The ability to make a difference in our communities is something I take very seriously. When my career first began, service was limited to serving the discipline and the university where I worked. As I have grown as an academic, I realized that as an academic I have the duty to serve the community as well. From my perspective, we can serve the community through our research and teaching, Research can be connected to service ideals in many different ways. For example, researchers might conduct research on topics that bring immediate value to the community. A few years ago, for example, I worked with colleagues on a project to develop a youth violence plan for a local city. Researchers might also translate their research through opinion pieces, public presentations, or media interviews. Click on the image below to see one such example of an op-ed I wrote using my research experience on family violence.
Regarding teaching, ODU has a strong service learning program. Working with this program, one of my current funded research project supports service learning projects in cybersecurity courses. Each semester, cybersecurity students will participate in at least one class integrating service learning into the course.
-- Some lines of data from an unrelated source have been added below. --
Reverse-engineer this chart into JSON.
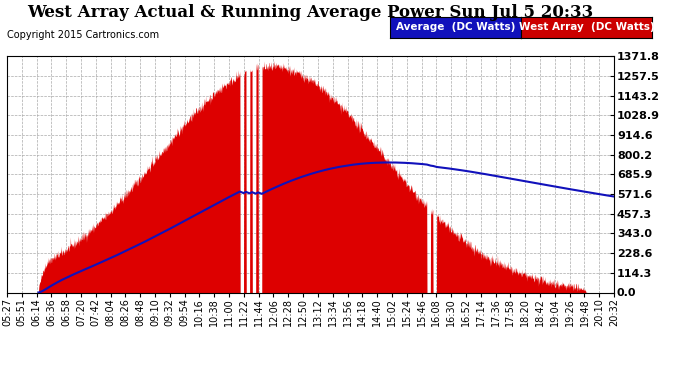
{
  "title": "West Array Actual & Running Average Power Sun Jul 5 20:33",
  "copyright": "Copyright 2015 Cartronics.com",
  "ymax": 1371.8,
  "ymin": 0.0,
  "yticks": [
    0.0,
    114.3,
    228.6,
    343.0,
    457.3,
    571.6,
    685.9,
    800.2,
    914.6,
    1028.9,
    1143.2,
    1257.5,
    1371.8
  ],
  "legend_avg_label": "Average  (DC Watts)",
  "legend_west_label": "West Array  (DC Watts)",
  "legend_avg_color": "#1111bb",
  "legend_west_color": "#cc0000",
  "fill_color": "#dd0000",
  "line_color": "#1111bb",
  "grid_color": "#aaaaaa",
  "title_fontsize": 12,
  "copyright_fontsize": 7,
  "ytick_fontsize": 8,
  "xtick_fontsize": 7,
  "x_tick_labels": [
    "05:27",
    "05:51",
    "06:14",
    "06:36",
    "06:58",
    "07:20",
    "07:42",
    "08:04",
    "08:26",
    "08:48",
    "09:10",
    "09:32",
    "09:54",
    "10:16",
    "10:38",
    "11:00",
    "11:22",
    "11:44",
    "12:06",
    "12:28",
    "12:50",
    "13:12",
    "13:34",
    "13:56",
    "14:18",
    "14:40",
    "15:02",
    "15:24",
    "15:46",
    "16:08",
    "16:30",
    "16:52",
    "17:14",
    "17:36",
    "17:58",
    "18:20",
    "18:42",
    "19:04",
    "19:26",
    "19:48",
    "20:10",
    "20:32"
  ]
}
In Summer 2018, I had the opportunity to work with the Virginia Beach Schools Office of Technical and Career Education to have cybersecurity students create materials that the schools could use to increase cybersecurity awareness among high school students.
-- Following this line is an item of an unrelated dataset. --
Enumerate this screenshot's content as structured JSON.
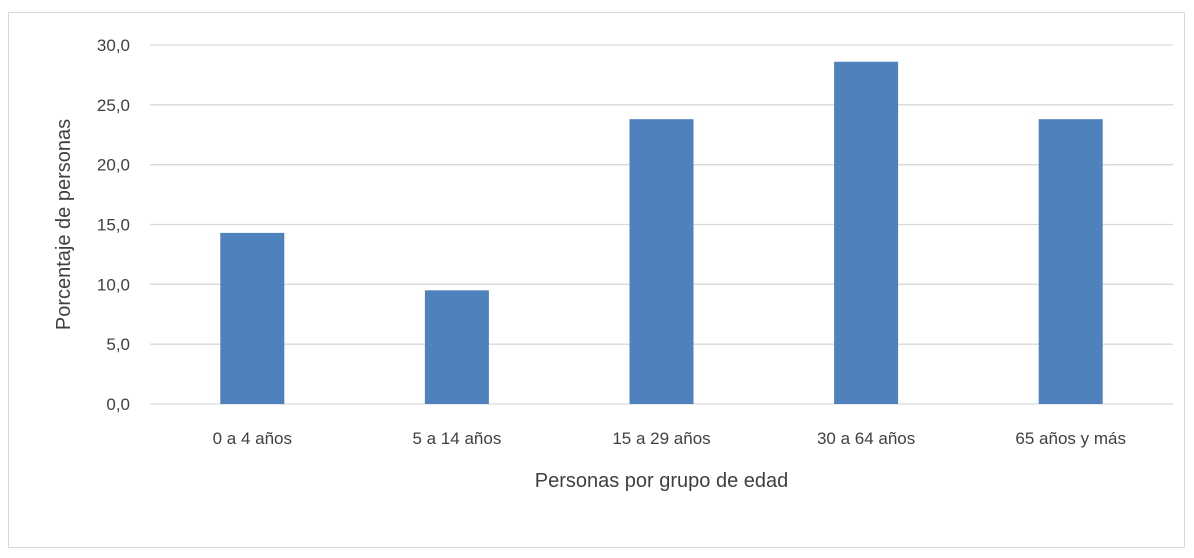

Representatives from the Office of Technical and Career Education consulted with the students throughout the service learning project. These representatives included Sara Lockett (director of the Office) and Theresa Dougherty (coordinator for Business and Information Technology). Students developed a range of teaching aides including a spear phishing game, promotional posters, brochures, and presentations on topics related to cybercrime. Students in the class pitched their projects to the Virginia Beach officials who, along with three guests, served as judges to identify the top three projects. The project identified as the “top” project was a spear phishing presentation/game developed by computer science major Sangeet Mokha. Her project, along with the others created by the students, was given to Dougherty and Lockett.
Recognizing that service learning is a high impact practice the improves the lives of students and the community, we made this program LeADERS instead of LeADER. Ironically, the “S” demonstrates the importance of community in our efforts.